Upgrade Step before API server is running

jameinel · 7 October 2019 07:47

Joe brought up an interesting problem as he is trying to put together the upgrade steps for the new space ids changes.

The particular issue is that the API server is failing to start, because it wants to populate the model cache, but that fails because we haven’t applied the changes to the database schema yet. There are hacks we can put in place (handle both the old and new format data in the model cache logic).

But really what we want is a way to run database schema changes before we need the API server running. I thought we had that functionality in the past.
Looking at the code, we have stuff like “Upgrade.Target” which can be set to DatabaseMaster which gives access to the database level “State” object.
However, UpgradeStepsWorker explicitly depends on APICallerName which establishes a connection.

Almost all of our actual upgrade steps that I see are Target(DatabaseMaster), and don’t actually do anything with the API connection. I thought we had this problem in the past and did have an answer for it. And the Target(DatabaseMaster) code in upgrades/upgrade.go PerformUpgrade does look like it is trying to pull of a StateContext vs an APIContext. But we connect to the API way before that. So while it looks like it might be lazy and not connect to the API until we have an upgrade step that needs it, it is instead done very early before any upgrade step is done.

Depedency Engine also states we can’t evaluate our dependencies outside of our Start function, so it isn’t that we could still depend on APICallerName and just not evaluate it until we know that we actually need it.

Thoughts @wallyworld @thumper?

jameinel · 7 October 2019 08:02

Another thought came up. While we might occasionally have upgrade steps that are run on non-controller machines/units, those are quite rare. Wouldn’t it be better to have a ControllerUpgradeWorker that doesn’t get started on things that aren’t controllers?

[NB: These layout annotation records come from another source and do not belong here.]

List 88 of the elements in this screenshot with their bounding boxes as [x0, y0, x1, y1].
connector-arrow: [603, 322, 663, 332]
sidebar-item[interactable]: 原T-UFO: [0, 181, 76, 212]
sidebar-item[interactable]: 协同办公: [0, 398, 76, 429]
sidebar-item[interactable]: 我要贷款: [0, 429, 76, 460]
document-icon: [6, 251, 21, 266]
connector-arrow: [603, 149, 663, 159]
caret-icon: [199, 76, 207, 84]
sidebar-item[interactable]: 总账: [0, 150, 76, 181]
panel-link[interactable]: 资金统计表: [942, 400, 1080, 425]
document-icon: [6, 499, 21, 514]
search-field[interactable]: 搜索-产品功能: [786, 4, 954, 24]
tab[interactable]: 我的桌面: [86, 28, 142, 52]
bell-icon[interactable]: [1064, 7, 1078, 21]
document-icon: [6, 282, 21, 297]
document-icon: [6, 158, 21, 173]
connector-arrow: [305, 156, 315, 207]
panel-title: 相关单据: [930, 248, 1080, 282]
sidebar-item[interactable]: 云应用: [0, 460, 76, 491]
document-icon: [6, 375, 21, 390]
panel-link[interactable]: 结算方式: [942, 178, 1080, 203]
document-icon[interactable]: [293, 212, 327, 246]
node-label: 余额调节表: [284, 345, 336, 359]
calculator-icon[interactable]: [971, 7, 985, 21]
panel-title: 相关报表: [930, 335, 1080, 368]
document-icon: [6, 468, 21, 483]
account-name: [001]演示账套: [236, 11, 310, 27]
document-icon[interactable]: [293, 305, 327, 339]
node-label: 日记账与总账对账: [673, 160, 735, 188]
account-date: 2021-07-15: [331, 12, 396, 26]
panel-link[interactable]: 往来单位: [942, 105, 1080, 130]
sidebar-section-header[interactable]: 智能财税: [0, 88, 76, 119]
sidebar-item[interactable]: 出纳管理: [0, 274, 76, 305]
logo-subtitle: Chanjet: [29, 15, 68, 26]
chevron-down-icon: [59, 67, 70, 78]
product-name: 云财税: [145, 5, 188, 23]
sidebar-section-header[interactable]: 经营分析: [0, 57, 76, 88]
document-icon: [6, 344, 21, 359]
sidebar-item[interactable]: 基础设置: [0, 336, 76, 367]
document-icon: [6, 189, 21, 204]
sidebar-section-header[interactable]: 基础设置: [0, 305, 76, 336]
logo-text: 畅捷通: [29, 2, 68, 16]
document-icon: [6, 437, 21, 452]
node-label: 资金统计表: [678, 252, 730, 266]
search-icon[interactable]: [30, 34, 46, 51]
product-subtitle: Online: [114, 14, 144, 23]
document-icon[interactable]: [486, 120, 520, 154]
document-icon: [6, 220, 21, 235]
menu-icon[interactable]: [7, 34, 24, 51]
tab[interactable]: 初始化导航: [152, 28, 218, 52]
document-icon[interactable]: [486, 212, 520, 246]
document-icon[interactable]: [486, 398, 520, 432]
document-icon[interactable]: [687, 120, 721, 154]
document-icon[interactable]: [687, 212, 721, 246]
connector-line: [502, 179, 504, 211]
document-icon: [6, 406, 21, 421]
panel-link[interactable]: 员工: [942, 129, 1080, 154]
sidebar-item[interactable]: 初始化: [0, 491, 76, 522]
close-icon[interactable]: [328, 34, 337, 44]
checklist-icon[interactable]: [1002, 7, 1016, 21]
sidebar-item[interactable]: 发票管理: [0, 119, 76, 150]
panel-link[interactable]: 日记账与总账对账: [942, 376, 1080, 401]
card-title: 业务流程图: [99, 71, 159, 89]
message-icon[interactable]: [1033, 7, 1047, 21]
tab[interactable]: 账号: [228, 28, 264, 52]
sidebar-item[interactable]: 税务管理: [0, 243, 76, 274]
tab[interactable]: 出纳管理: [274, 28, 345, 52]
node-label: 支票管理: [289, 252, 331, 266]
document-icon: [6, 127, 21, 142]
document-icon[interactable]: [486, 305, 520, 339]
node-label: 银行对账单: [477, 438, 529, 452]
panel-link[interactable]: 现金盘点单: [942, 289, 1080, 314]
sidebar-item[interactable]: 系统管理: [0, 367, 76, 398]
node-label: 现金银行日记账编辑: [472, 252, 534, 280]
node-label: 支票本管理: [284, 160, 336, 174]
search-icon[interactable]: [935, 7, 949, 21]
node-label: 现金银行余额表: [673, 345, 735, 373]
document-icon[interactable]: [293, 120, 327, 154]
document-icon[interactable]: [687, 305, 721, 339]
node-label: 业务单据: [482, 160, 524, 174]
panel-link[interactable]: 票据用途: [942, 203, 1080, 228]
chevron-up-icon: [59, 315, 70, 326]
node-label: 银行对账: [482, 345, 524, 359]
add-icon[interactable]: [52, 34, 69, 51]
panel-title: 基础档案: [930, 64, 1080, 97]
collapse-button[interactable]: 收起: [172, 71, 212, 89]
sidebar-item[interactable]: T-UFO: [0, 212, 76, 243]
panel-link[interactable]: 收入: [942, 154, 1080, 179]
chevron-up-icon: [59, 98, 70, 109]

thumper · 8 October 2019 01:02

I’ve been thinking about this since @rick_h brought this up this morning.

I do think the simplest solution here is to split the upgrade steps. So yes, adding a specific controller upgrade worker for the purpose of updating the database. This would then only need to depend on the state and not the api server / api caller.

There is logic inside the upgrade runner just now for controller synchronisation. I think this would only need to be in the controller upgrader because anything that updates the DB needs the synchronisation, but if you are only dealing with “local” data or the API, then I don’t think the synchronisation is needed between the controllers.

I did think that an alternative approach may be that the all watcher just doesn’t emit addresses or spaces that don’t match the expected storage format on the knowledge that the upgrade step will rewrite them all, but this feels more fragile IMO.

I feel that the “break the existing upgrade-runner worker into two” is the easier, more robust, and more correct way forward.

wallyworld · 8 October 2019 01:10

We used to have non-controller upgrade steps which I think were done by a different worker in the unit agent. That was all removed after 1.25 when we went to Juju 2.0 I think. So reintroducing such an approach seems sensible.